4 tops, 4 pairs shorts, 2 light pants and the jeans I used for travelling, 1 long skirt, 1 mini dress, 3 bikini/wraps, warm cardigan I used for travel and a wrap for round shoulders.
1 light dressing gown and 2 nighdress, 1 pair high heels and 1 sandles and the trainers I wore for travelling.
my make up was travel size and I bought my toothpast etc over there.

I packed my stuff in the plastic airtight bags so very little space used even brough travel hairdryer.
my husband brought very little but bought shorts/t shirts over there.


----------



## Feek (26 Mar 2008)

Ah yes, I too find it's (just) enough for a week hols if you're going somewhere warm but not if it's cold.

Thing that bugs me the most is not being able to bring back bottles of wines in my hand luggage anymore. Yes I know you can if you buy in duty free but that usually ends up being dearer and not as good a selection.

Thanks for clearing up the handling fee issue - just got a shock about that myself but it did say 'french handling fee' - does that mean they are being even sneaker about it?


----------



## Llain (10 Mar 2009)

Now €10 per head - 25% increase in this economic climate!


----------



## GoldDigga (10 Mar 2009)

There is another way out of paying for handling fees. Order some gift certificates online. They come in 25, 50  euro I think. This way you dont get charged for handling.

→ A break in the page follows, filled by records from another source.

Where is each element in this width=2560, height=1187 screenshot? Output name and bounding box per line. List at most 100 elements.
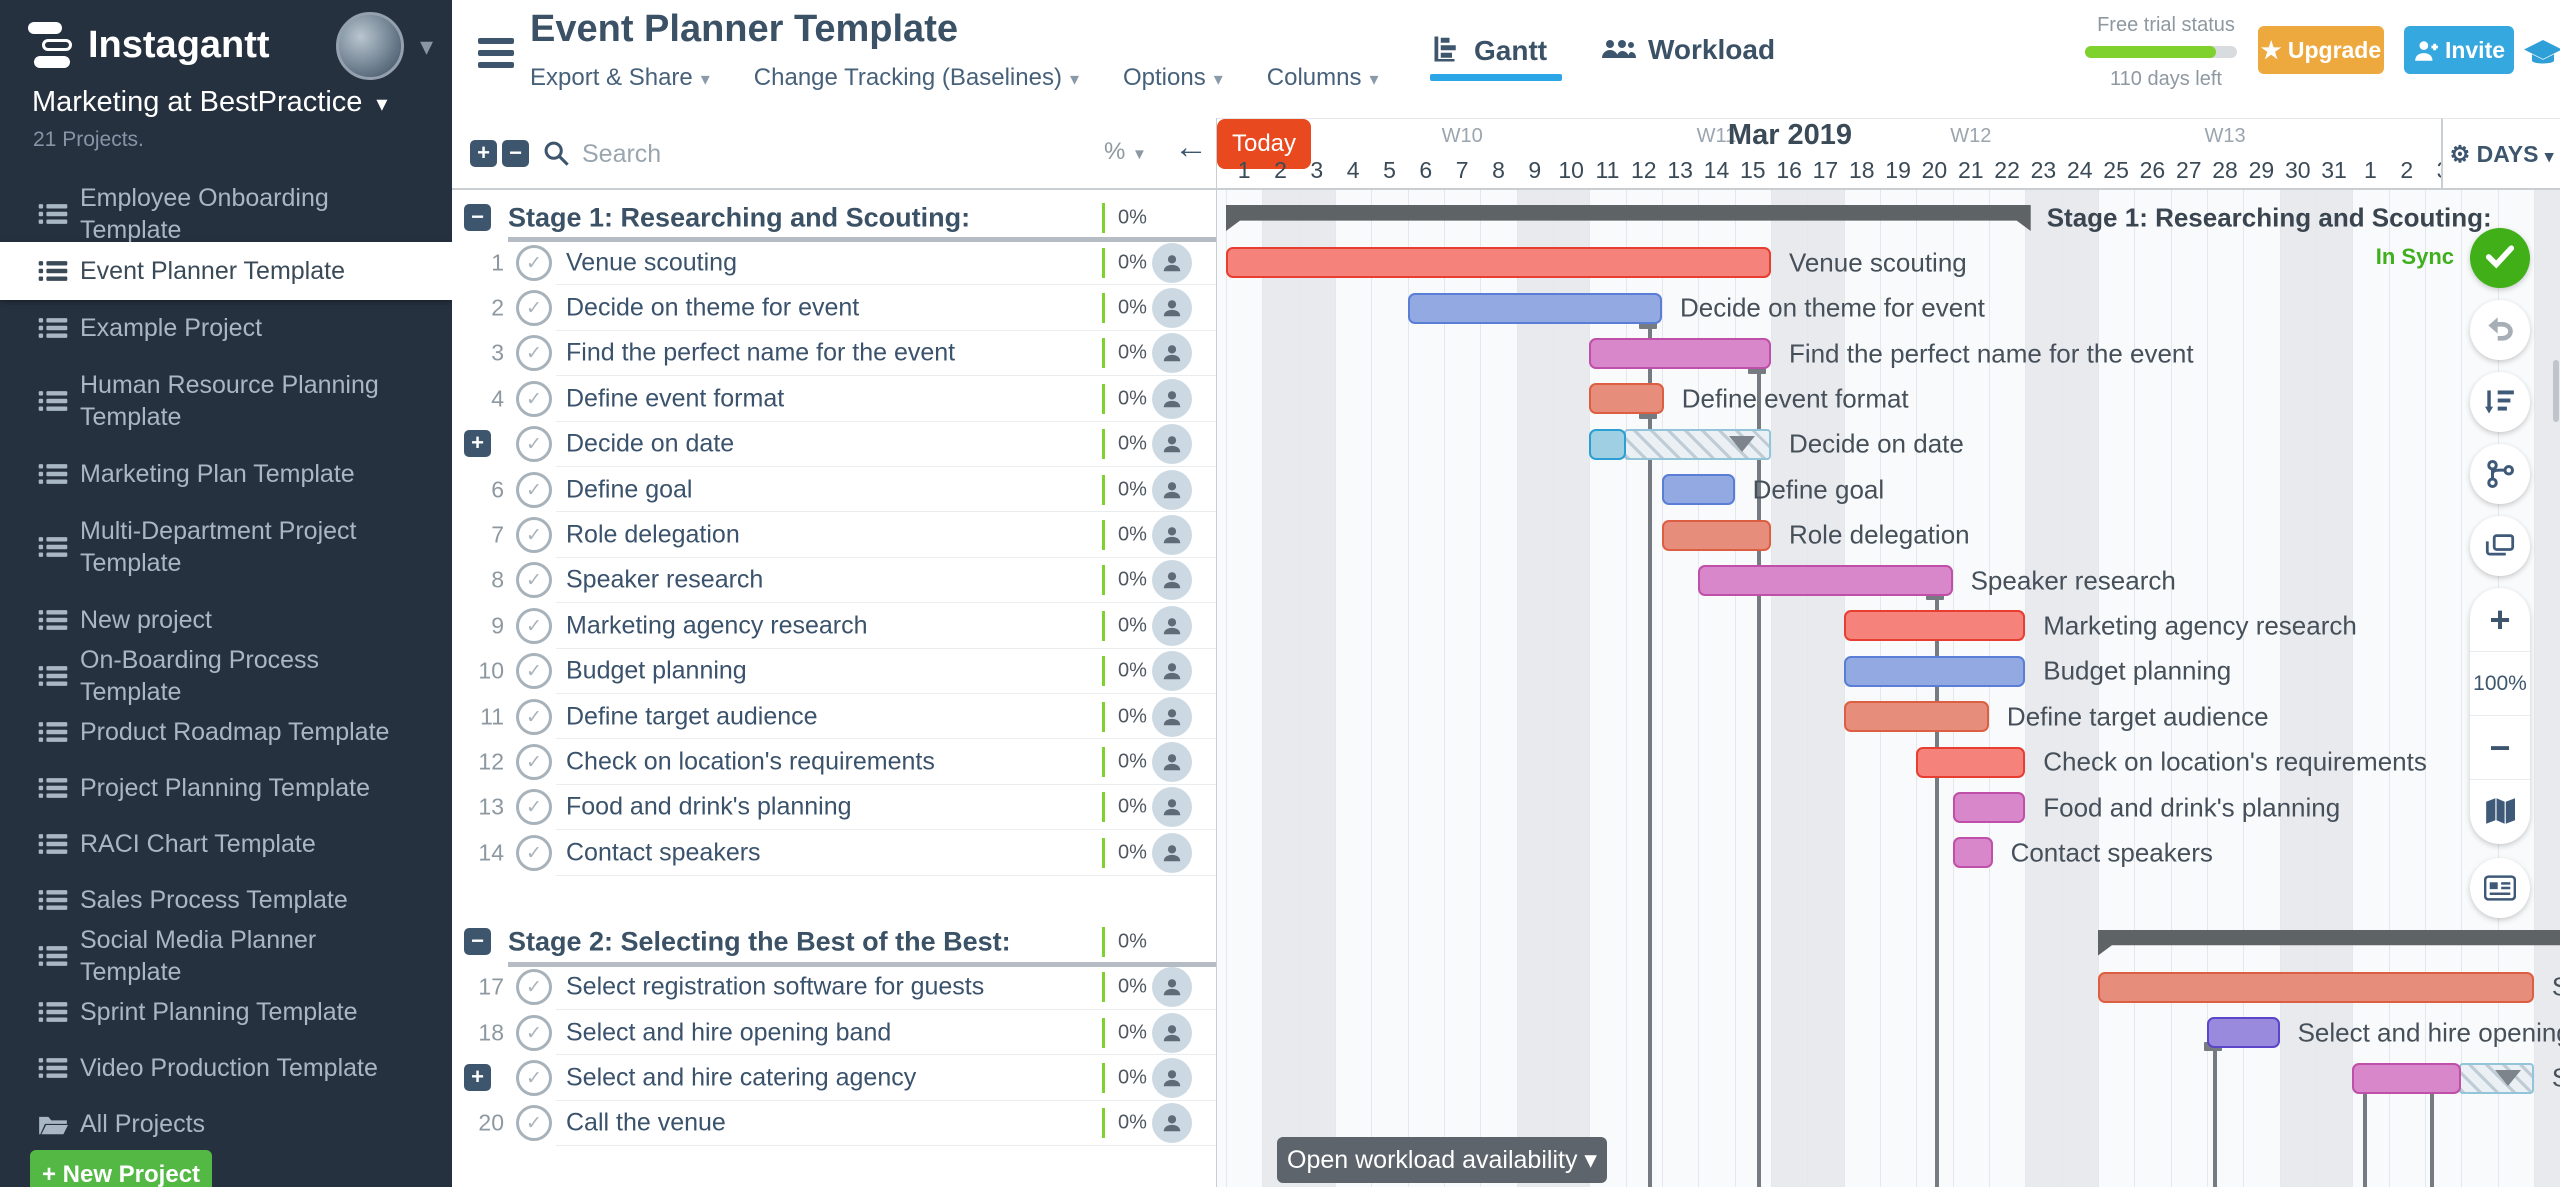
collapse-all-button[interactable]: −	[502, 140, 529, 167]
task-bar[interactable]	[1916, 746, 2026, 778]
task-row[interactable]: 12 ✓ Check on location's requirements 0%	[452, 739, 1217, 785]
sidebar-item-project[interactable]: Sales Process Template	[0, 872, 452, 928]
hamburger-menu-icon[interactable]	[478, 38, 514, 70]
expand-all-button[interactable]: +	[470, 140, 497, 167]
dependencies-button[interactable]	[2470, 444, 2530, 504]
today-button[interactable]: Today➔	[1217, 119, 1311, 169]
upgrade-button[interactable]: ★ Upgrade	[2258, 26, 2384, 74]
sync-check-button[interactable]	[2470, 228, 2530, 288]
assignee-avatar[interactable]	[1152, 696, 1192, 737]
task-row[interactable]: 8 ✓ Speaker research 0%	[452, 558, 1217, 604]
expand-subtasks-button[interactable]: +	[464, 430, 491, 458]
complete-check-icon[interactable]: ✓	[516, 380, 552, 417]
task-name[interactable]: Decide on date	[566, 429, 735, 458]
complete-check-icon[interactable]: ✓	[516, 969, 552, 1006]
sidebar-item-project[interactable]: On-Boarding Process Template	[0, 646, 452, 706]
complete-check-icon[interactable]: ✓	[516, 789, 552, 826]
menu-change-tracking-baselines-[interactable]: Change Tracking (Baselines) ▾	[753, 64, 1079, 91]
task-bar[interactable]	[1952, 792, 2026, 823]
assignee-avatar[interactable]	[1152, 1058, 1192, 1099]
complete-check-icon[interactable]: ✓	[516, 426, 552, 463]
sidebar-item-project[interactable]: New project	[0, 592, 452, 648]
collapse-panel-arrow-icon[interactable]: ←	[1174, 128, 1208, 166]
task-name[interactable]: Select registration software for guests	[566, 972, 985, 1001]
sidebar-item-project[interactable]: Human Resource Planning Template	[0, 356, 452, 446]
assignee-avatar[interactable]	[1152, 378, 1192, 419]
undo-button[interactable]	[2470, 300, 2530, 360]
workspace-selector[interactable]: Marketing at BestPractice ▾	[32, 86, 387, 119]
complete-check-icon[interactable]: ✓	[516, 517, 552, 554]
complete-check-icon[interactable]: ✓	[516, 471, 552, 508]
collapse-stage-button[interactable]: −	[464, 203, 491, 231]
task-bar[interactable]	[1661, 474, 1735, 506]
task-row[interactable]: 18 ✓ Select and hire opening band 0%	[452, 1010, 1217, 1056]
task-row[interactable]: 4 ✓ Define event format 0%	[452, 376, 1217, 422]
task-row[interactable]: 3 ✓ Find the perfect name for the event 0%	[452, 331, 1217, 377]
timescale-selector[interactable]: ⚙ DAYS ▾	[2441, 118, 2560, 190]
vertical-scrollbar-thumb[interactable]	[2553, 360, 2559, 422]
task-row[interactable]: 1 ✓ Venue scouting 0%	[452, 240, 1217, 286]
task-row[interactable]: 14 ✓ Contact speakers 0%	[452, 830, 1217, 876]
assignee-avatar[interactable]	[1152, 1012, 1192, 1053]
menu-columns[interactable]: Columns ▾	[1266, 64, 1379, 91]
copy-snapshot-button[interactable]	[2470, 516, 2530, 576]
expand-subtasks-button[interactable]: +	[464, 1064, 491, 1092]
assignee-avatar[interactable]	[1152, 560, 1192, 601]
sidebar-item-all-projects[interactable]: All Projects	[0, 1096, 452, 1152]
task-row[interactable]: 2 ✓ Decide on theme for event 0%	[452, 285, 1217, 331]
chevron-down-icon[interactable]: ▾	[420, 31, 434, 61]
task-name[interactable]: Contact speakers	[566, 838, 761, 867]
sidebar-item-project[interactable]: Employee Onboarding Template	[0, 184, 452, 244]
complete-check-icon[interactable]: ✓	[516, 607, 552, 644]
assignee-avatar[interactable]	[1152, 288, 1192, 329]
task-bar[interactable]	[1843, 655, 2026, 687]
task-row[interactable]: 20 ✓ Call the venue 0%	[452, 1101, 1217, 1147]
zoom-in-button[interactable]: +	[2470, 588, 2530, 652]
task-name[interactable]: Speaker research	[566, 565, 764, 594]
sidebar-item-project[interactable]: RACI Chart Template	[0, 816, 452, 872]
stage-header-row[interactable]: − Stage 1: Researching and Scouting: 0%	[452, 195, 1217, 242]
task-bar[interactable]	[1698, 565, 1953, 596]
task-name[interactable]: Define event format	[566, 384, 785, 413]
complete-check-icon[interactable]: ✓	[516, 834, 552, 871]
task-name[interactable]: Call the venue	[566, 1108, 726, 1137]
deadline-marker-icon[interactable]	[1728, 436, 1755, 453]
task-row[interactable]: 6 ✓ Define goal 0%	[452, 467, 1217, 513]
task-row[interactable]: + ✓ Decide on date 0%	[452, 422, 1217, 467]
sidebar-item-project[interactable]: Project Planning Template	[0, 760, 452, 816]
user-avatar[interactable]	[336, 12, 404, 80]
percent-filter-icon[interactable]: % ▼	[1104, 138, 1147, 165]
sidebar-item-project[interactable]: Product Roadmap Template	[0, 704, 452, 760]
sidebar-item-project[interactable]: Sprint Planning Template	[0, 984, 452, 1040]
assignee-avatar[interactable]	[1152, 1103, 1192, 1144]
assignee-avatar[interactable]	[1152, 742, 1192, 783]
assignee-avatar[interactable]	[1152, 242, 1192, 283]
assignee-avatar[interactable]	[1152, 605, 1192, 646]
task-bar[interactable]	[1407, 292, 1662, 324]
stage-summary-bar[interactable]	[1226, 205, 2031, 231]
assignee-avatar[interactable]	[1152, 787, 1192, 828]
complete-check-icon[interactable]: ✓	[516, 1060, 552, 1097]
complete-check-icon[interactable]: ✓	[516, 562, 552, 599]
tutorial-graduation-cap-icon[interactable]	[2524, 40, 2560, 70]
task-bar[interactable]	[1843, 610, 2026, 642]
task-name[interactable]: Role delegation	[566, 520, 740, 549]
task-row[interactable]: 13 ✓ Food and drink's planning 0%	[452, 785, 1217, 831]
open-workload-button[interactable]: Open workload availability ▾	[1277, 1137, 1607, 1183]
sidebar-item-project[interactable]: Video Production Template	[0, 1040, 452, 1096]
sidebar-item-project[interactable]: Marketing Plan Template	[0, 446, 452, 502]
complete-check-icon[interactable]: ✓	[516, 1105, 552, 1142]
task-name[interactable]: Select and hire opening band	[566, 1018, 892, 1047]
assignee-avatar[interactable]	[1152, 651, 1192, 692]
task-name[interactable]: Select and hire catering agency	[566, 1063, 917, 1092]
task-row[interactable]: 10 ✓ Budget planning 0%	[452, 649, 1217, 694]
zoom-out-button[interactable]: −	[2470, 716, 2530, 780]
complete-check-icon[interactable]: ✓	[516, 1014, 552, 1051]
menu-export-share[interactable]: Export & Share ▾	[530, 64, 710, 91]
task-name[interactable]: Marketing agency research	[566, 611, 868, 640]
task-row[interactable]: 11 ✓ Define target audience 0%	[452, 694, 1217, 740]
task-bar[interactable]	[1843, 701, 1989, 733]
invite-button[interactable]: Invite	[2404, 26, 2514, 74]
search-input[interactable]	[580, 136, 1000, 172]
zoom-level[interactable]: 100%	[2470, 652, 2530, 716]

The only downside is that they dont refund you the difference from your voucher. I booked 2 return flights there recently using 150 euro of vouchers. Flights came to 147 so i didnt get my 3 euro back but did save 20 euro on handling fees less my 3 euro, so still saved 17 euro net.
 T
This is only really of benefit if your flights are near enough to 25,50,75 etc. I never give out about Ryanair usually. You get what you pay for and to be reasonable their flights are rarely late or cancelled...... Nice to get one over them now and again though!!!


----------



## GoldDigga (10 Mar 2009)

Just to note. It can take 24 hours for your voucher numbers to be emailed to you, so its not ideal if you spot a really cheap fare and want to book it there and then, but if you use them a few times a year no harm in having a few vouchers in reserve!!


----------



## newo (16 Mar 2009)

GoldDigga said:


> Just to note. It can take 24 hours for your voucher numbers to be emailed to you, so its not ideal if you spot a really cheap fare and want to book it there and then, but if you use them a few times a year no harm in having a few vouchers in reserve!!


 
On the final page once you've paid for the vouchers, the voucher codes are printed so you can copy and paste them over, no need to wait for the e-mail to arrive a day later!


----------